通过置于桡动脉上方的传感器,桡动脉张力测量法可连续测量无创动脉压(CNAP)。一个可充气的上臂袖带用于间歇性示波法校准。在22例双臂示波法平均动脉压差值≤10mmHg的高危手术患者中,将CNAP与对侧手腕的有创桡动脉压记录进行比较。示波法、张力测量法和有创数字压力值,以及有创和CNAP波形均由同一台仪器(柯林BP - 508)获取。有创与示波法值(n = 481对)的相关系数(r)分别为0.83、0.90和0.92,示波法测量收缩压、舒张压和平均动脉压的平均绝对误差分别为7.6、4.7和2.6mmHg。有创与CNAP值(n = 1375)的收缩压(r = 0.80)、舒张压(r = 0.77)和平均压(r = 0.84)的相关性较差。与示波法相比,CNAP收缩压、舒张压和平均压的平均绝对误差分别为15.2、10.9和9.4mmHg,显著更高(P < 0.001)。与有创值相比,CNAP的平均预测误差为收缩压-5.8(标准差14.2)mmHg、舒张压+7.2(8.3)mmHg、平均动脉压+3.9(8.8)mmHg。

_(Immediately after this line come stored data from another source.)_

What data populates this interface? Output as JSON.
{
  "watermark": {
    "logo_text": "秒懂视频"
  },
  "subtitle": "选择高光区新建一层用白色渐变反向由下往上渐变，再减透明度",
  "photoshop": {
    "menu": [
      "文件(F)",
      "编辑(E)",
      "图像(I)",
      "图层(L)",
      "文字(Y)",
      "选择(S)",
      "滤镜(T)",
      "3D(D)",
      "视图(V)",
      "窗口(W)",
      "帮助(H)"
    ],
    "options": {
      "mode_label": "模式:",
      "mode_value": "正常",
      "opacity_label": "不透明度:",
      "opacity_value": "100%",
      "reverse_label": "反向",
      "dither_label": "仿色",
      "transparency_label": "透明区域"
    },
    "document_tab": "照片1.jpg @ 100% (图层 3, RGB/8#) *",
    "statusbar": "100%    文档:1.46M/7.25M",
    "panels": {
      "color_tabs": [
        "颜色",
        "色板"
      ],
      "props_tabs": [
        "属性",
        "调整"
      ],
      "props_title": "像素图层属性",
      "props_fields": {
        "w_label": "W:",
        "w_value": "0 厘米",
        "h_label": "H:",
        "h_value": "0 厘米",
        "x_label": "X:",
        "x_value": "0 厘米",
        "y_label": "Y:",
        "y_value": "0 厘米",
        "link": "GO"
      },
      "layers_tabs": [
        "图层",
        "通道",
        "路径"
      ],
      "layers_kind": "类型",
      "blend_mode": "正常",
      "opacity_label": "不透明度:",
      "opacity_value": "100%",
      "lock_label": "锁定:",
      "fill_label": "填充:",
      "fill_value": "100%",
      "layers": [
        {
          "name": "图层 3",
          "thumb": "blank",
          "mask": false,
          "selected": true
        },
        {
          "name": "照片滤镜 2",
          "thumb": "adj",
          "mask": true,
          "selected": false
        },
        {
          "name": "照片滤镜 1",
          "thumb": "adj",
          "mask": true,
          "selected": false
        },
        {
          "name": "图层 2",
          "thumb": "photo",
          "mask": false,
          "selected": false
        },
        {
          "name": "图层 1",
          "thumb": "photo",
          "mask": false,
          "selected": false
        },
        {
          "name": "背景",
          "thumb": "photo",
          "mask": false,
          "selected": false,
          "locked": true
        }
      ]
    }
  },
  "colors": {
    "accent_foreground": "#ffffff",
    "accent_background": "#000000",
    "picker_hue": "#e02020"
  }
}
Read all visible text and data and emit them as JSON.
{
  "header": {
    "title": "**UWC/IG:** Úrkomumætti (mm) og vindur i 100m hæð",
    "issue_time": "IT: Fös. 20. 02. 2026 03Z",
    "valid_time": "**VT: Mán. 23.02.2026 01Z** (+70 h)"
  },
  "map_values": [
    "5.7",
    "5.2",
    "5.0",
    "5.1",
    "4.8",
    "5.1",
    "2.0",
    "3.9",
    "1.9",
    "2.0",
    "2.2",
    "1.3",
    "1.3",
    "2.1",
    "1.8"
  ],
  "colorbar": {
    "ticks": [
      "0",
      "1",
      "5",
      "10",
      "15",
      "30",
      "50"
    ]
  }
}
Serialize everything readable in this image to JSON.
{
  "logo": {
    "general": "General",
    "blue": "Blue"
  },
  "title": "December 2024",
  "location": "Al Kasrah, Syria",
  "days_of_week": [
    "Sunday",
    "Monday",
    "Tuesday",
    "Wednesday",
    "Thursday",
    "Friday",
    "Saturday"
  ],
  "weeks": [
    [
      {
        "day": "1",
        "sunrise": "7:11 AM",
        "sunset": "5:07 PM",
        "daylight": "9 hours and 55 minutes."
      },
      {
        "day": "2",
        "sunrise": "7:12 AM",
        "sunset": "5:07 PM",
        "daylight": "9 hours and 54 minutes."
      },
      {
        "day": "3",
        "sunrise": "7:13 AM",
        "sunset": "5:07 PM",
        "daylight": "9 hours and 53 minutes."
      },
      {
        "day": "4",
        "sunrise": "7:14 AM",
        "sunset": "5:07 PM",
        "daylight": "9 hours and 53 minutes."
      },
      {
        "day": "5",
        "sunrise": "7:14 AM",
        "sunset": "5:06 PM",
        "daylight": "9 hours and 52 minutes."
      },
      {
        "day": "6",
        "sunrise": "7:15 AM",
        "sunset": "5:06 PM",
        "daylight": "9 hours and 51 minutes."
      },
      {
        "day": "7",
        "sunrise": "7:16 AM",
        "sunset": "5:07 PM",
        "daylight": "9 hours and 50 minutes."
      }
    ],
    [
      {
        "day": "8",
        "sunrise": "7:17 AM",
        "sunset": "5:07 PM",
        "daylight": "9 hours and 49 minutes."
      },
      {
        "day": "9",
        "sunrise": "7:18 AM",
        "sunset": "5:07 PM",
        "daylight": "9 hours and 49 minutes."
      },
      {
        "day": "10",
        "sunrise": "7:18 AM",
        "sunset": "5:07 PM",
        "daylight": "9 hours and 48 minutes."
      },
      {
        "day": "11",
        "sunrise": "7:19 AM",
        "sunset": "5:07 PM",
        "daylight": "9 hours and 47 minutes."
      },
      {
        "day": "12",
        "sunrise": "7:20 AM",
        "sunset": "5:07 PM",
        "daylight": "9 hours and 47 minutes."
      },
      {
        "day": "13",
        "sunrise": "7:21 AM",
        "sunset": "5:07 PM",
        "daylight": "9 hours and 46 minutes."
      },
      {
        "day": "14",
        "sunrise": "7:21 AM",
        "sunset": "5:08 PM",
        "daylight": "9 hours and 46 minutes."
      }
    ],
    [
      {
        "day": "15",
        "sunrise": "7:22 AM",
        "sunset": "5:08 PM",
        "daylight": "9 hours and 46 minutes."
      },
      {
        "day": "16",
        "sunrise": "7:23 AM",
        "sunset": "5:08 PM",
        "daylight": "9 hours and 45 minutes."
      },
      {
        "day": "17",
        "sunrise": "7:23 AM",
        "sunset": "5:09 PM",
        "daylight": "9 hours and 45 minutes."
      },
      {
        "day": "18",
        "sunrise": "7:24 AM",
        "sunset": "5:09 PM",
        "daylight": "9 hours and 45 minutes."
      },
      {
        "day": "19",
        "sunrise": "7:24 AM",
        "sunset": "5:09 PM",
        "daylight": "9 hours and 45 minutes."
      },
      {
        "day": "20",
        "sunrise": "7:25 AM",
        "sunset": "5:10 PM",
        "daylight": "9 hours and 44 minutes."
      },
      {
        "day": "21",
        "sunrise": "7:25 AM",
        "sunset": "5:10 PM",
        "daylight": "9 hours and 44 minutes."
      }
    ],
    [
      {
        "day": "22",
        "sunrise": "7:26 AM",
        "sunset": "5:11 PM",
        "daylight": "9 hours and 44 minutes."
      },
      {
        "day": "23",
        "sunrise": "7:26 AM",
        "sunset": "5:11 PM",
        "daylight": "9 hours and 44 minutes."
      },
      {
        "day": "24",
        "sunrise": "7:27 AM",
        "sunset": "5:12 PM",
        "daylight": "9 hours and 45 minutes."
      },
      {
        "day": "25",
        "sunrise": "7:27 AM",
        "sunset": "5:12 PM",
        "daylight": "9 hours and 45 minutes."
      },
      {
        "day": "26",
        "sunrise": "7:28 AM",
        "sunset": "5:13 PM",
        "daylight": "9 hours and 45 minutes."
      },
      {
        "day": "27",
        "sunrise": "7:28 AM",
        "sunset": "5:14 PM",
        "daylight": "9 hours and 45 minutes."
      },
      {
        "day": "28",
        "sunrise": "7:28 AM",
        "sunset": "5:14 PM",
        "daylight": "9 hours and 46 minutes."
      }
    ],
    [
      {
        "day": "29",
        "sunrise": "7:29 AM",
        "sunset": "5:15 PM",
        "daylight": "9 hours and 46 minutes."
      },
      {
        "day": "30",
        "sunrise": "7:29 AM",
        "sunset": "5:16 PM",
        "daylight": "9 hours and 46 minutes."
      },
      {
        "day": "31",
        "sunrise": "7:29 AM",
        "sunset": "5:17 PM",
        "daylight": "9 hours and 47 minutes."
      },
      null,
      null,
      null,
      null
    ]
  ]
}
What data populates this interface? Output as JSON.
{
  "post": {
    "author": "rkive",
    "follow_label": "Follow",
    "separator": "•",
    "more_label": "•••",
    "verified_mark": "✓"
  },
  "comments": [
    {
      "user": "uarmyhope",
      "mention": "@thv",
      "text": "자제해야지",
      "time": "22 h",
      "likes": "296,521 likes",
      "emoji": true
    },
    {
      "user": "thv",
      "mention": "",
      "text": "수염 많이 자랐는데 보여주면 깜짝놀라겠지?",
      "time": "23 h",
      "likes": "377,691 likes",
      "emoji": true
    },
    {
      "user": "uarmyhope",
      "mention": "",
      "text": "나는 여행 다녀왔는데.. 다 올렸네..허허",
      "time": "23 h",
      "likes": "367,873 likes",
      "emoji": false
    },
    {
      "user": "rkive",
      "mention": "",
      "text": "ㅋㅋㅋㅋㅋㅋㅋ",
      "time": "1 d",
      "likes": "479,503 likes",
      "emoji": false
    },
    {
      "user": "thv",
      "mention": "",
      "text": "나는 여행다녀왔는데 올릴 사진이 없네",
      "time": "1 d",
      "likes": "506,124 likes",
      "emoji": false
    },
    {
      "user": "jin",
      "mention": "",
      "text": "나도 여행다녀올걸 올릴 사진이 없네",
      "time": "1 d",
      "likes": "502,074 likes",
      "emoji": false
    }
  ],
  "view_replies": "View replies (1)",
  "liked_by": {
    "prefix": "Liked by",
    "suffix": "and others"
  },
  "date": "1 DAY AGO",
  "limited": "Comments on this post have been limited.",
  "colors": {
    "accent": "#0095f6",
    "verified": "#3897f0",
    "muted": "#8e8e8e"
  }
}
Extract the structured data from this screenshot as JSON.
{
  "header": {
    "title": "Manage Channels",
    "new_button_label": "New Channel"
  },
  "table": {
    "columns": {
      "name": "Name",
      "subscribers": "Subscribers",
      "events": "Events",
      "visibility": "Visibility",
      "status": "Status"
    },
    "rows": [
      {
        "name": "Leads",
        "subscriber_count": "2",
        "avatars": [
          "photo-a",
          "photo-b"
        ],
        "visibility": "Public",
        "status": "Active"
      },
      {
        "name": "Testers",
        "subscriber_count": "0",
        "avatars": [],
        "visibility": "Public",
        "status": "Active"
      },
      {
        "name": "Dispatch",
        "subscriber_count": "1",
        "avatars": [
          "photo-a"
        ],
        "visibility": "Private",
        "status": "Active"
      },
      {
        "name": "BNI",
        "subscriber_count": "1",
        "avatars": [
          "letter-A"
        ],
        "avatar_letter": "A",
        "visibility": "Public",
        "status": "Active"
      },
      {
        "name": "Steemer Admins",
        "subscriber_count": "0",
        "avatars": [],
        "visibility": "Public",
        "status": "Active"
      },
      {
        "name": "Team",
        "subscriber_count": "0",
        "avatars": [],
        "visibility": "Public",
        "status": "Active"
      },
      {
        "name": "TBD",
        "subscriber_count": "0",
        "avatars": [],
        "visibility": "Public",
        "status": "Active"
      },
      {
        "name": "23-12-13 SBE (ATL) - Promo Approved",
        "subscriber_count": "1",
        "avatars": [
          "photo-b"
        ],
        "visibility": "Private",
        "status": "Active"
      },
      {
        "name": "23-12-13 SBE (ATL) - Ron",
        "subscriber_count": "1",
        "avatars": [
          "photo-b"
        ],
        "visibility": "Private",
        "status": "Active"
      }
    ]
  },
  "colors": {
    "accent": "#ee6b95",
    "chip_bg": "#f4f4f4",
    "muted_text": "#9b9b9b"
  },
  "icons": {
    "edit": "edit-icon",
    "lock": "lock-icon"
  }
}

22例患者中有7例的CNAP个体准确性被评估为良好(个体预测误差≤5(8)mmHg且个体绝对误差≤10mmHg),11例为可接受(≤10(12)且≤15mmHg),22例中有4例不充分。22例患者中所有患者的示波法个体准确性均为良好或可接受。在麻醉诱导期间,CNAP变化趋势(连续测量之间的差值)足够准确,因为在616个收缩压、舒张压和平均CNAP值中,只有47个(7.6%)、14个(2.3%)和27个(4.4%)与有创压力趋势的差值超过10mmHg。我们得出结论:间歇性示波法可提供准确的动脉压监测;CNAP测量为麻醉诱导期间的压力变化提供了可靠的趋势指标,并且如果清醒患者进行动脉置管困难,可被视为有创压力测量的替代方法;绝对CNAP值的准确性仅为中等且不可预测,因此在大手术过程中,桡动脉张力测量法不应取代高危患者的有创监测。